Daily Trading Action

The major index ETFs opened flat and moved higher in the morning (one percent and more for the higher beta equity indexes) before rolling over around noon to begin a slide that would last all afternoon. This left the Dow and S&P-500 below their 20- and 50-Day Moving Averages (DMAs) and in downtrend states. The NASDAQ-100 was able to log a modest gain and remains in a trading state still above its 50-DMA. While all three have a BULLISH BIAS at present, all three have warned of a possibility to move to a BEARISH BIAS. The Semiconductor Index (SOX 390.53 -2.60) logged a fractional loss. The Russell-2000 (IWM 79.84 -0.13). The Regional Bank Index (KRE 24.68 -0.07) and the Bank Index (KBE 23.00 -0.02) closed down modestly while the Finance Sector ETF (XLF 14.84 +0.01) closed all but flat. Long term bonds (TLT 96.02 +0.36) closed higher as investors have been fleeing to the relative safety of U.S. bonds. The BIAS of longer term bonds is BULLISH but TLT has warned of a potential move to a BEARISH BIAS. It remains in a trading state. NYSE trading volume was a bit light with 987M shares traded. NASDAQ share volume was average with 2.090B shares traded.

There were three economic reports of interest released:

  • Initial Jobless Claims for last week came in at 398K versus an expected 415K
  • Continuing Jobless Claims came in at 3.703M versus an expected 3.688M
  • Pending Home Sales (Jun) rose +2.4% versus an expected decline of -3.0%

The unemployment picture was less pessimistic than expected, although the prior week's initial jobs number was raised from 418K to 422K and the continuing claims for last week was raised from 3.698M to 3.720M. Bother reports were released an hour before the open while the Pending Home Sales report was released a half hour after the open.

The U.S. dollar rose two tenths of one percent.

The yield for the 10-year note fell three basis points to close at 2.95. The price of the near term futures contract for a barrel of oil was nearly unchanged rising four cents to close at $97.44.

Implied volatility for the S&P-500 (VIX 23.74 +0.76) rose three and one third of one percent and the implied volatility for the NASDAQ-100 (VXN 25.12 +0.42) rose nearly two percent. This is the highest closing value since mid-March of this year. We now must watch for a potential top here.

Market internals were negative with decliners leading advancers 5:3 on the NYSE and by a modest two percent on the NASDAQ. Down volume led up volume by nearly 2:1 on the NYSE and by 5:4 on the NASDAQ. The index put/call ratio fell 0.42 to close at 1.11. The equity put/call ratio rose 0.03 to close at 0.70.


Commentary:

Thursday saw a large intraday move higher reverse itself with the Dow and S&P-500 logging losses while the NASDAQ-100 managed a modest gain. None have yet reached their 200-DMAs which lie a relatively small amount below current price levels.

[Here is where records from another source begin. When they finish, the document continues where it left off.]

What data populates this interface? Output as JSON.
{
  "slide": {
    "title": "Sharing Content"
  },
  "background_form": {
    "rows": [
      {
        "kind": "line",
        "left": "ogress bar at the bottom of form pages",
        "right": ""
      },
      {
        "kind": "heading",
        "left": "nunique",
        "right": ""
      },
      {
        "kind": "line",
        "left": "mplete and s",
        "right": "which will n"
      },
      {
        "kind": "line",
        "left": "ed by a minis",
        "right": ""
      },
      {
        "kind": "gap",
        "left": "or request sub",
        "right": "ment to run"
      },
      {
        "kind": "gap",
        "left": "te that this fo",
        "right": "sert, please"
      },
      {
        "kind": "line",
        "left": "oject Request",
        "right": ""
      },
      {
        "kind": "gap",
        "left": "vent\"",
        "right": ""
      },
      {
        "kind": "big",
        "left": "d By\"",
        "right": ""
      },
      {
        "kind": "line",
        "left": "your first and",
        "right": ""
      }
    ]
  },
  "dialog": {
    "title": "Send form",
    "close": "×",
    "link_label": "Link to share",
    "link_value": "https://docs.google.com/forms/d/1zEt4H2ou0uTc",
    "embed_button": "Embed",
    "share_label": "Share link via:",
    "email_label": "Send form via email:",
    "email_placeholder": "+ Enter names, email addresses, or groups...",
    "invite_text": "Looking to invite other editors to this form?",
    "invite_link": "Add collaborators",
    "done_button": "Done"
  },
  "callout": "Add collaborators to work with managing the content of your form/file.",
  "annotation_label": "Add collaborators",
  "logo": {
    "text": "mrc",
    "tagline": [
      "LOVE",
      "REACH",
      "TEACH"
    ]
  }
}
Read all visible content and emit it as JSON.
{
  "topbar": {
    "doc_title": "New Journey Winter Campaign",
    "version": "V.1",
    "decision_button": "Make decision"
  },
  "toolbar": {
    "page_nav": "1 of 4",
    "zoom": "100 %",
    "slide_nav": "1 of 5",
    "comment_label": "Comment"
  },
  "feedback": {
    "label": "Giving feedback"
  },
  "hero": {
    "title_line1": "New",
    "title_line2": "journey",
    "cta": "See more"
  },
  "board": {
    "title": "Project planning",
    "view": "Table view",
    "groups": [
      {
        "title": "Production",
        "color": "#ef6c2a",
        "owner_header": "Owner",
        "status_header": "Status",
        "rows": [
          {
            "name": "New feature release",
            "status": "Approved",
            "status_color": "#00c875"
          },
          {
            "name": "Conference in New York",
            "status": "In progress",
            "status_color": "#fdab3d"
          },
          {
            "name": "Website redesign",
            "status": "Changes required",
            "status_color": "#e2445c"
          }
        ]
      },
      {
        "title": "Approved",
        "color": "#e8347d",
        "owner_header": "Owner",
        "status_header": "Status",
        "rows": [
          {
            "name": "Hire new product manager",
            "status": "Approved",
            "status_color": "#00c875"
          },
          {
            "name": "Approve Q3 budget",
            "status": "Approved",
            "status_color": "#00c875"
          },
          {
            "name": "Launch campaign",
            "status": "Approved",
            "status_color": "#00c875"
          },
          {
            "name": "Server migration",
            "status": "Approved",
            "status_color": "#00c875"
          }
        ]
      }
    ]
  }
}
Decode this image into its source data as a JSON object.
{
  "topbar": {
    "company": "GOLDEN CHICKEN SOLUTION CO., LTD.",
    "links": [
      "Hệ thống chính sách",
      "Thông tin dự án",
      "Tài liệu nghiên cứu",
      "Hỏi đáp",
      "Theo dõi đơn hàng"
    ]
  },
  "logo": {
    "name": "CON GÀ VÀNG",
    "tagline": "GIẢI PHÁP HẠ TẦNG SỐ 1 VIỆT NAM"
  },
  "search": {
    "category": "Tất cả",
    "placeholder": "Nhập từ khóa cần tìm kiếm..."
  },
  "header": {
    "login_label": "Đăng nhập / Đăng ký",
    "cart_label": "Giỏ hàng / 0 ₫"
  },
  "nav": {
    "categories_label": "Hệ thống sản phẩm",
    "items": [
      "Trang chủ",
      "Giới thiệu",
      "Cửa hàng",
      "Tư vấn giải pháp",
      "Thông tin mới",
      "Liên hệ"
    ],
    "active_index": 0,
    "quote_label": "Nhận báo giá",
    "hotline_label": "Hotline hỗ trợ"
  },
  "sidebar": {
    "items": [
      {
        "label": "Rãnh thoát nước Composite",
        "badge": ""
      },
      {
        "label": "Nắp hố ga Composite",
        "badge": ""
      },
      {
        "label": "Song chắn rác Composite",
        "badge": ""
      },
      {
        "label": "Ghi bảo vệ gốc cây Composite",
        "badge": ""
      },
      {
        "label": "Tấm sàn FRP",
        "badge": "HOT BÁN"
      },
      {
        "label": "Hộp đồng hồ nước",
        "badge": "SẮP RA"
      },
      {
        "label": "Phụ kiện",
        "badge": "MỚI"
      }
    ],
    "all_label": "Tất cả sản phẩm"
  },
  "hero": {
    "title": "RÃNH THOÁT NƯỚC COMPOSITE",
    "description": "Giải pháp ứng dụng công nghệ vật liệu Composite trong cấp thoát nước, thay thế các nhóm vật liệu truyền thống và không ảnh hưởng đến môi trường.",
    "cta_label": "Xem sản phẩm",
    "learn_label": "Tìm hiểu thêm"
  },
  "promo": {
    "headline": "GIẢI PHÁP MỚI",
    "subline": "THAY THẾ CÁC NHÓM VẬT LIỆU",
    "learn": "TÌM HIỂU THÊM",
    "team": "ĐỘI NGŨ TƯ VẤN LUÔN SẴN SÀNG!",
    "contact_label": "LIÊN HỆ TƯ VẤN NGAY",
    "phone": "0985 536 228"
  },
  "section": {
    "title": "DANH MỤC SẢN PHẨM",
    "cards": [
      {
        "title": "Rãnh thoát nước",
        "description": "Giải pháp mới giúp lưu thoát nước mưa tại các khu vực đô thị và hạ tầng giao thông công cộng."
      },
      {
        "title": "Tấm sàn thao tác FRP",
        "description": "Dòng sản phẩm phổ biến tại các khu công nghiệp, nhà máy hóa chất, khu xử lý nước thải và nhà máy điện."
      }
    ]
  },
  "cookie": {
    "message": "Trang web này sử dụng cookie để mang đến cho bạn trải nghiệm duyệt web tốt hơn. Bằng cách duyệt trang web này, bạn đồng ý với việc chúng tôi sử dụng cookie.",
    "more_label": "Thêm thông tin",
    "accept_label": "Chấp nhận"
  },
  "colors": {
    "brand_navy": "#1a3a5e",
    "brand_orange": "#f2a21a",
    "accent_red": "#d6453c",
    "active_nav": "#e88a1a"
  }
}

We continue to monitor three factors that will affect U.S. equity markets:

  • U.S. Debt Ceiling negotiations to avoid a reduction to the U.S. AAA credit rating
  • European sovereign debt stability and bailouts
  • Q2 Earnings season where some 300 companies are set to report in the coming week

The House failed to vote on Thursday and when delays were announced this helped the market to roll over at noon. Senate majority leader Harry Reid says he won't allow it to pass and the President has threatened a veto and the deadline is August 2nd. Investors appear more nervous about a potential default which requires legislation to be passed by both houses and the President's signature by Tuesday.

We believe the larger problem continues to be the European Union having to prop up insolvent countries debt with funds from stronger economies, namely Germany and France. The latest is a warning of another potential downgrade of Spain's sovereign debt.

Two out of three of the points we are watching continue to disappoint while the earnings and guidance continues to beat expectations by a larger amount than is historically expected. We remain concerned, however, that analysts will begin to pare back earnings expectations as the economy threatens to dip into another recession. That would mean that all three factors we are monitoring would be negative which would surely tank U.S. equities markets. We will remain short equities for now.